I sighed. “That can’t be true. Creedle was planning something, and Aiden was onto it. It has something to do with Nora, with passports.”
“Birth control and international travel?”
I didn’t have an answer to that, but I pointed at the endless spreadsheet on my screen. “Maybe these are members’ phone numbers.”
Kez and Novotny looked at me like I’d lost my mind.
“Hear me out,” I said. “These numbers are all in major metropolitan areas in the Midwest. Nora’s service area is the Midwest. There’s bound to be a higher concentration of women using an app to order birth control in metropolitan areas, right?”
“Okay, I see where you’re going with this.” Kez came back over to the table and stood with her hands on her hips. “But suppose you’re right. What’s the plan? A bunch of phone numbers without names doesn’t really do much.”
“Well, it would be a pretty big data breach. I know they’ve had some attempts recently.”
Kez plopped down in her chair. “I’ll be mad if it’s about a damn data breach, Roxane.”
I tried Constance Archer-Nash’s cell phone and was glad when she picked up. “How sure are you, really. About the data breach.”
“Attempted data breach.”
“I take that as, very sure.”
“Yes.”
“Then again, would you tell me otherwise?”
A pause. “You sound serious now.”
“I am.”
“Are you still in Toledo?”
“No, I’m back at home.”
“Really? I’m in Columbus for the night. We could have that drink and talk about what’s on your mind.”
I made a copy of the list and put the flash drive in my pocket and asked Novotny for a ride to the Short North, since he was heading north anyway and I intended to continue drowning my sorrows at the Hilton.

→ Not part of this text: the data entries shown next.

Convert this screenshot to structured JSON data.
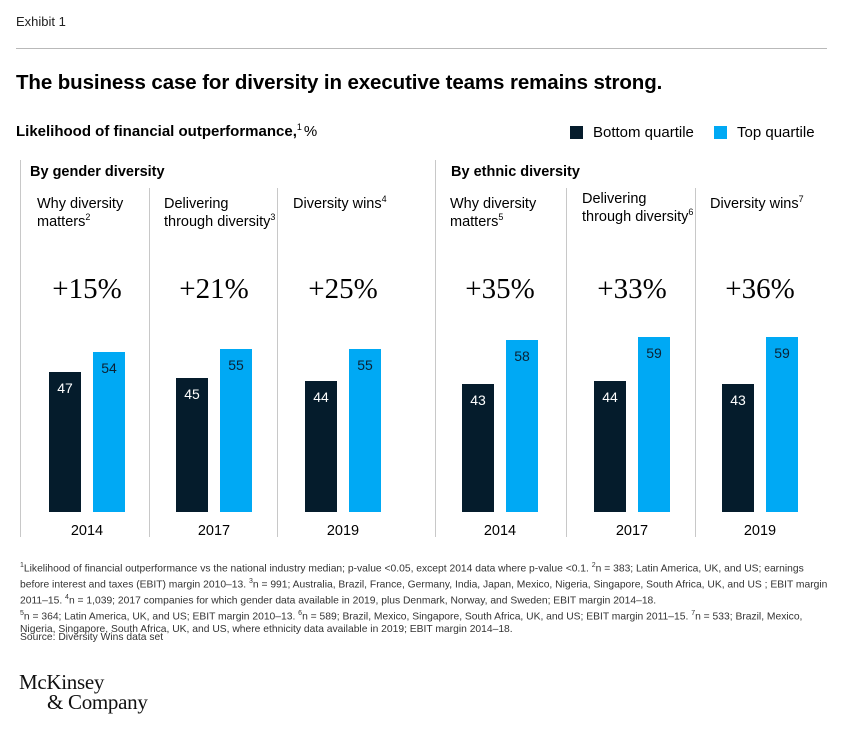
{
  "header": {
    "exhibit": "Exhibit 1",
    "title": "The business case for diversity in executive teams remains strong.",
    "subtitle": "Likelihood of financial outperformance,",
    "subtitle_sup": "1",
    "subtitle_unit": "%"
  },
  "legend": [
    {
      "label": "Bottom quartile",
      "color": "#051C2C"
    },
    {
      "label": "Top quartile",
      "color": "#00A9F4"
    }
  ],
  "groups": [
    "By gender diversity",
    "By ethnic diversity"
  ],
  "panels": [
    {
      "title": "Why diversity matters",
      "sup": "2",
      "pct": "+15%",
      "year": "2014",
      "bottom_label": "47",
      "top_label": "54"
    },
    {
      "title": "Delivering through diversity",
      "sup": "3",
      "pct": "+21%",
      "year": "2017",
      "bottom_label": "45",
      "top_label": "55"
    },
    {
      "title": "Diversity wins",
      "sup": "4",
      "pct": "+25%",
      "year": "2019",
      "bottom_label": "44",
      "top_label": "55"
    },
    {
      "title": "Why diversity matters",
      "sup": "5",
      "pct": "+35%",
      "year": "2014",
      "bottom_label": "43",
      "top_label": "58"
    },
    {
      "title": "Delivering through diversity",
      "sup": "6",
      "pct": "+33%",
      "year": "2017",
      "bottom_label": "44",
      "top_label": "59"
    },
    {
      "title": "Diversity wins",
      "sup": "7",
      "pct": "+36%",
      "year": "2019",
      "bottom_label": "43",
      "top_label": "59"
    }
  ],
  "chart_data": {
    "type": "bar",
    "ylabel": "Likelihood of financial outperformance, %",
    "categories": [
      "2014",
      "2017",
      "2019",
      "2014",
      "2017",
      "2019"
    ],
    "groups": [
      "By gender diversity",
      "By gender diversity",
      "By gender diversity",
      "By ethnic diversity",
      "By ethnic diversity",
      "By ethnic diversity"
    ],
    "series": [
      {
        "name": "Bottom quartile",
        "values": [
          47,
          45,
          44,
          43,
          44,
          43
        ]
      },
      {
        "name": "Top quartile",
        "values": [
          54,
          55,
          55,
          58,
          59,
          59
        ]
      }
    ],
    "annotations": [
      "+15%",
      "+21%",
      "+25%",
      "+35%",
      "+33%",
      "+36%"
    ]
  },
  "footnotes": {
    "line1": "Likelihood of financial outperformance vs the national industry median; p-value <0.05, except 2014 data where p-value <0.1. ",
    "n2": "n = 383; Latin America, UK, and US; earnings before interest and taxes (EBIT) margin 2010–13. ",
    "n3": "n = 991; Australia, Brazil, France, Germany, India, Japan, Mexico, Nigeria, Singapore, South Africa, UK, and US ; EBIT margin 2011–15. ",
    "n4": "n = 1,039; 2017 companies for which gender data available in 2019, plus Denmark, Norway, and Sweden;  EBIT margin 2014–18.",
    "n5": "n = 364; Latin America, UK, and US; EBIT margin 2010–13. ",
    "n6": "n = 589; Brazil, Mexico, Singapore, South Africa, UK, and US; EBIT margin 2011–15. ",
    "n7": "n = 533; Brazil, Mexico, Nigeria, Singapore, South Africa, UK, and US, where ethnicity data available in 2019; EBIT margin 2014–18.",
    "source": "Source: Diversity Wins data set"
  },
  "logo": {
    "line1": "McKinsey",
    "line2": "& Company"
  }
}
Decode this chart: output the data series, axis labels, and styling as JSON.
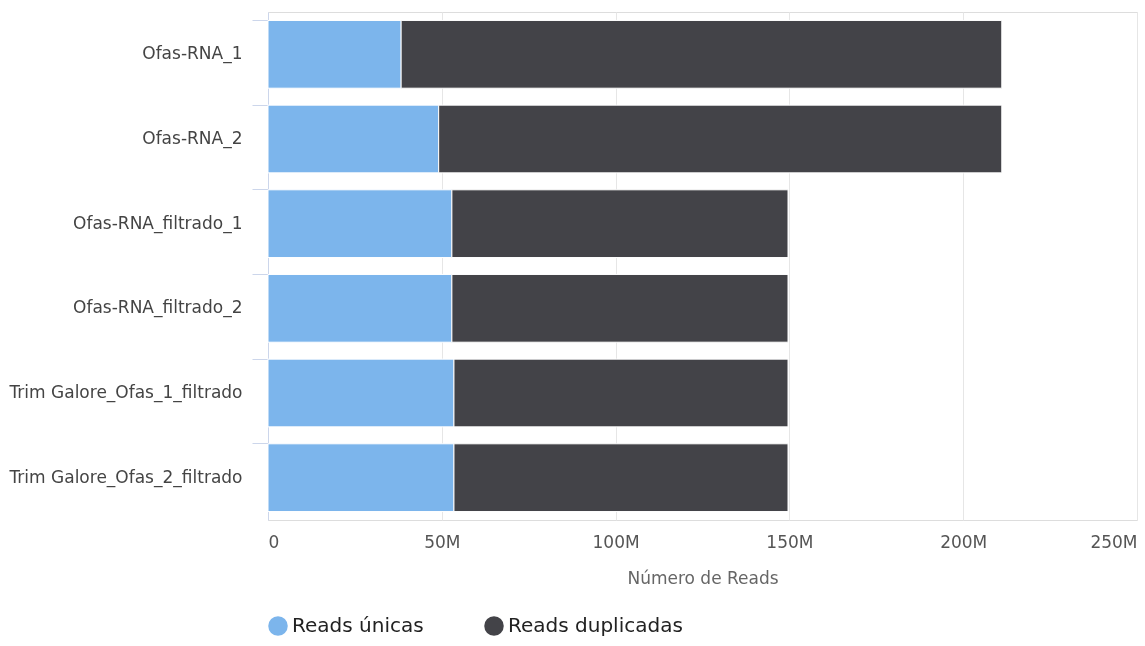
{
  "chart_data": {
    "type": "bar",
    "orientation": "horizontal",
    "stacked": true,
    "categories": [
      "Ofas-RNA_1",
      "Ofas-RNA_2",
      "Ofas-RNA_filtrado_1",
      "Ofas-RNA_filtrado_2",
      "Trim Galore_Ofas_1_filtrado",
      "Trim Galore_Ofas_2_filtrado"
    ],
    "series": [
      {
        "name": "Reads únicas",
        "color": "#7cb5ec",
        "values": [
          38.3,
          49.1,
          52.9,
          52.9,
          53.5,
          53.5
        ]
      },
      {
        "name": "Reads duplicadas",
        "color": "#434348",
        "values": [
          172.8,
          162.0,
          96.7,
          96.7,
          96.1,
          96.1
        ]
      }
    ],
    "xlabel": "Número de Reads",
    "xlim": [
      0,
      250
    ],
    "xticks": [
      0,
      {
        "value": 50,
        "label": "50M"
      },
      {
        "value": 100,
        "label": "100M"
      },
      {
        "value": 150,
        "label": "150M"
      },
      {
        "value": 200,
        "label": "200M"
      },
      {
        "value": 250,
        "label": "250M"
      }
    ],
    "grid": "x",
    "legend": "bottom"
  }
}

“Anything I can do, honey?” he said once we were in his car, a big, dark red Caddy.
“You knew my dad,” I said. “Ever hear about him and some intelligence bureau woman named Lenore?”
“What?”
“Is that a genuine no, or are you playing with me?”

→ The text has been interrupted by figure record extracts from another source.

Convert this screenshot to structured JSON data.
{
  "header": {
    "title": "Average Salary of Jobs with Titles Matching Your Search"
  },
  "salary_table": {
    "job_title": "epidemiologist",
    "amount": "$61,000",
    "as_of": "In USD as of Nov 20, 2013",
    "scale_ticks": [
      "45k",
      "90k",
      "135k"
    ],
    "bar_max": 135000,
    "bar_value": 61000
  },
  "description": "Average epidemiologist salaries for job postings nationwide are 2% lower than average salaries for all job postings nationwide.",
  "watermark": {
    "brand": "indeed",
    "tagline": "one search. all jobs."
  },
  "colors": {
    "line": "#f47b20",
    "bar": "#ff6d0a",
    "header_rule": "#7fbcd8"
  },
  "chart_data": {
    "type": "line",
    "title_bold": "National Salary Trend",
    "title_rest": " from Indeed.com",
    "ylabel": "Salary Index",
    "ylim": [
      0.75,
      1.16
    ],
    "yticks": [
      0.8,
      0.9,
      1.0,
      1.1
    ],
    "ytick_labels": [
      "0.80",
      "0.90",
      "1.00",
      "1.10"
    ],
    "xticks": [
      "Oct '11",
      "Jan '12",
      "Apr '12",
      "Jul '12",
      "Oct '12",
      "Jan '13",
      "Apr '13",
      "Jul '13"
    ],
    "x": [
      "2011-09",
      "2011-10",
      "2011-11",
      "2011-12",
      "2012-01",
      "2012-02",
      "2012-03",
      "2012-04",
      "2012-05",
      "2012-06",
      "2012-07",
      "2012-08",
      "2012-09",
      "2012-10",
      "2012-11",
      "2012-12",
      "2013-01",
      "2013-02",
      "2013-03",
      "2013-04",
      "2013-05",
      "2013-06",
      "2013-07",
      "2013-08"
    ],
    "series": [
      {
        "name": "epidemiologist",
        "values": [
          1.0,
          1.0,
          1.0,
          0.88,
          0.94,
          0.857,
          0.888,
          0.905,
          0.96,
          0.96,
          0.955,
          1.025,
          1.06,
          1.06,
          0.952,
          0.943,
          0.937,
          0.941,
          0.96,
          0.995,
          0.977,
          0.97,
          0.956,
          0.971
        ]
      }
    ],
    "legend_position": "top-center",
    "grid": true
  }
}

“I don’t know a Lenore anybody. Now, I remember Frank and various women, sure. Is that what you’re upset about?”
There was something weirdly reassuring about the fact that he just said it, a statement of fact. “I’m fine. Really.”

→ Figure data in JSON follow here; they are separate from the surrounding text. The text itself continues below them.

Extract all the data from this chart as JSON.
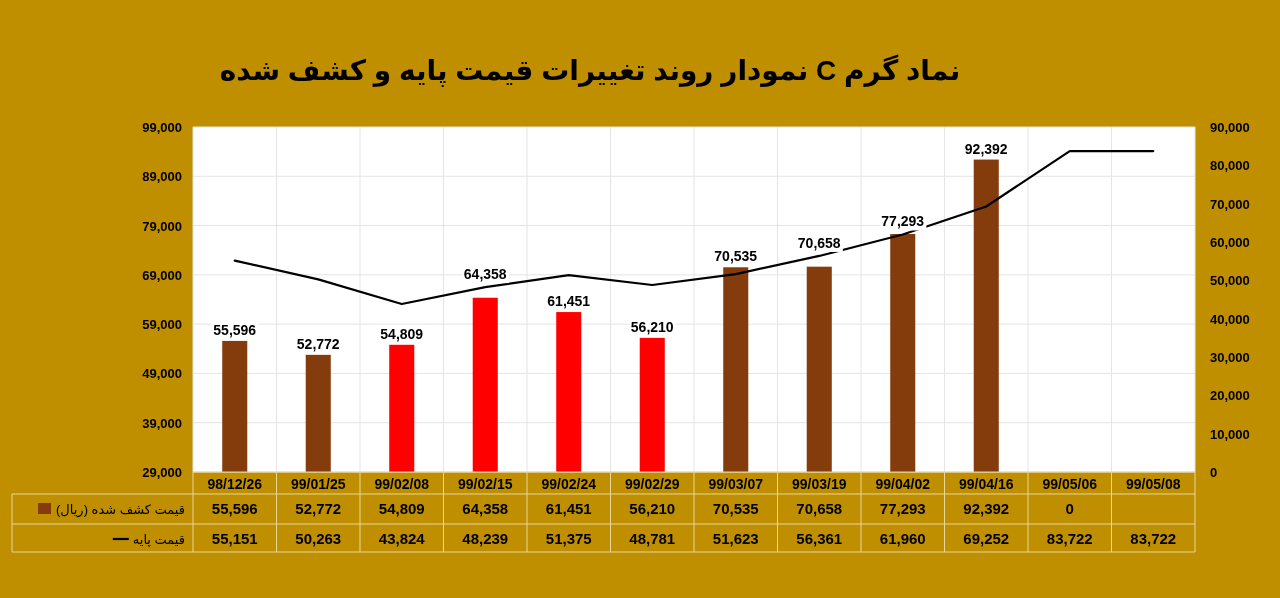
{
  "chart_data": {
    "type": "bar",
    "title": "نماد گرم  C     نمودار روند تغییرات قیمت پایه و کشف شده",
    "categories": [
      "98/12/26",
      "99/01/25",
      "99/02/08",
      "99/02/15",
      "99/02/24",
      "99/02/29",
      "99/03/07",
      "99/03/19",
      "99/04/02",
      "99/04/16",
      "99/05/06",
      "99/05/08"
    ],
    "series": [
      {
        "name": "قیمت کشف شده (ریال)",
        "color": "#843c0c",
        "colors": [
          "#843c0c",
          "#843c0c",
          "#ff0000",
          "#ff0000",
          "#ff0000",
          "#ff0000",
          "#843c0c",
          "#843c0c",
          "#843c0c",
          "#843c0c",
          "#843c0c",
          "#843c0c"
        ],
        "values": [
          55596,
          52772,
          54809,
          64358,
          61451,
          56210,
          70535,
          70658,
          77293,
          92392,
          null,
          null
        ],
        "value_labels": [
          "55,596",
          "52,772",
          "54,809",
          "64,358",
          "61,451",
          "56,210",
          "70,535",
          "70,658",
          "77,293",
          "92,392",
          "0",
          null
        ]
      },
      {
        "name": "قیمت پایه",
        "type": "line",
        "axis": "y2",
        "color": "#000000",
        "values": [
          55151,
          50263,
          43824,
          48239,
          51375,
          48781,
          51623,
          56361,
          61960,
          69252,
          83722,
          83722
        ],
        "value_labels": [
          "55,151",
          "50,263",
          "43,824",
          "48,239",
          "51,375",
          "48,781",
          "51,623",
          "56,361",
          "61,960",
          "69,252",
          "83,722",
          "83,722"
        ]
      }
    ],
    "ylim": [
      29000,
      99000
    ],
    "yticks": [
      {
        "value": 29000,
        "label": "29,000"
      },
      {
        "value": 39000,
        "label": "39,000"
      },
      {
        "value": 49000,
        "label": "49,000"
      },
      {
        "value": 59000,
        "label": "59,000"
      },
      {
        "value": 69000,
        "label": "69,000"
      },
      {
        "value": 79000,
        "label": "79,000"
      },
      {
        "value": 89000,
        "label": "89,000"
      },
      {
        "value": 99000,
        "label": "99,000"
      }
    ],
    "y2lim": [
      0,
      90000
    ],
    "y2ticks": [
      0,
      {
        "value": 10000,
        "label": "10,000"
      },
      {
        "value": 20000,
        "label": "20,000"
      },
      {
        "value": 30000,
        "label": "30,000"
      },
      {
        "value": 40000,
        "label": "40,000"
      },
      {
        "value": 50000,
        "label": "50,000"
      },
      {
        "value": 60000,
        "label": "60,000"
      },
      {
        "value": 70000,
        "label": "70,000"
      },
      {
        "value": 80000,
        "label": "80,000"
      },
      {
        "value": 90000,
        "label": "90,000"
      }
    ],
    "grid": true,
    "legend": "bottom left",
    "marker": "none",
    "line_style": "solid"
  }
}
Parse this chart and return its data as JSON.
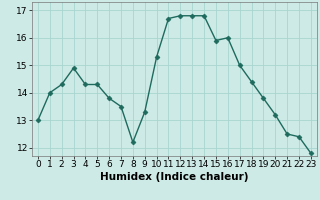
{
  "x": [
    0,
    1,
    2,
    3,
    4,
    5,
    6,
    7,
    8,
    9,
    10,
    11,
    12,
    13,
    14,
    15,
    16,
    17,
    18,
    19,
    20,
    21,
    22,
    23
  ],
  "y": [
    13.0,
    14.0,
    14.3,
    14.9,
    14.3,
    14.3,
    13.8,
    13.5,
    12.2,
    13.3,
    15.3,
    16.7,
    16.8,
    16.8,
    16.8,
    15.9,
    16.0,
    15.0,
    14.4,
    13.8,
    13.2,
    12.5,
    12.4,
    11.8
  ],
  "line_color": "#1e6b5e",
  "marker": "D",
  "marker_size": 2.5,
  "line_width": 1.0,
  "xlabel": "Humidex (Indice chaleur)",
  "xlim": [
    -0.5,
    23.5
  ],
  "ylim": [
    11.7,
    17.3
  ],
  "yticks": [
    12,
    13,
    14,
    15,
    16,
    17
  ],
  "xticks": [
    0,
    1,
    2,
    3,
    4,
    5,
    6,
    7,
    8,
    9,
    10,
    11,
    12,
    13,
    14,
    15,
    16,
    17,
    18,
    19,
    20,
    21,
    22,
    23
  ],
  "bg_color": "#ceeae6",
  "grid_color": "#a8d5cf",
  "tick_fontsize": 6.5,
  "xlabel_fontsize": 7.5
}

“You’re not going to do anything crazy, are you?”
“Like what?”
“Like what, she says, all innocent, like she’s never done anything crazy in her life.”
I smiled in the dark as Novotny slowed to a stop across the street from the hotel. “I know you hate doing this, but—text me when you get home safe, okay?”
“Sure thing.”
The first floor of the Hilton was crowded with people in pink T-shirts that said WOW VOLUNTEERS. I avoided them and headed for the enclosed spiral staircase that led up to the bar on the second floor, but Constance flagged me down from her perch on one of the low, silvery couches in the lobby. “It’s overrun by this group, whatever it is,” she said. “There’s a bar up the street, divey little place?”
“Char Bar?”
“That’s the one. Do you mind chatting there?”
As we walked the short block south, I noticed a serious guy in all black trailing about ten feet behind us—the body man, I assumed.
Constance caught me looking. “I know it’s ridiculous, I know I’m not Hillary Clinton—nor do I want to be. But people are unpredictable, you know?”
We went into the bar and sat at a small round table at the back. “Two whiskeys, rocks,” Constance told the security guy, and he nodded and perched on a barstool to wait for the drinks.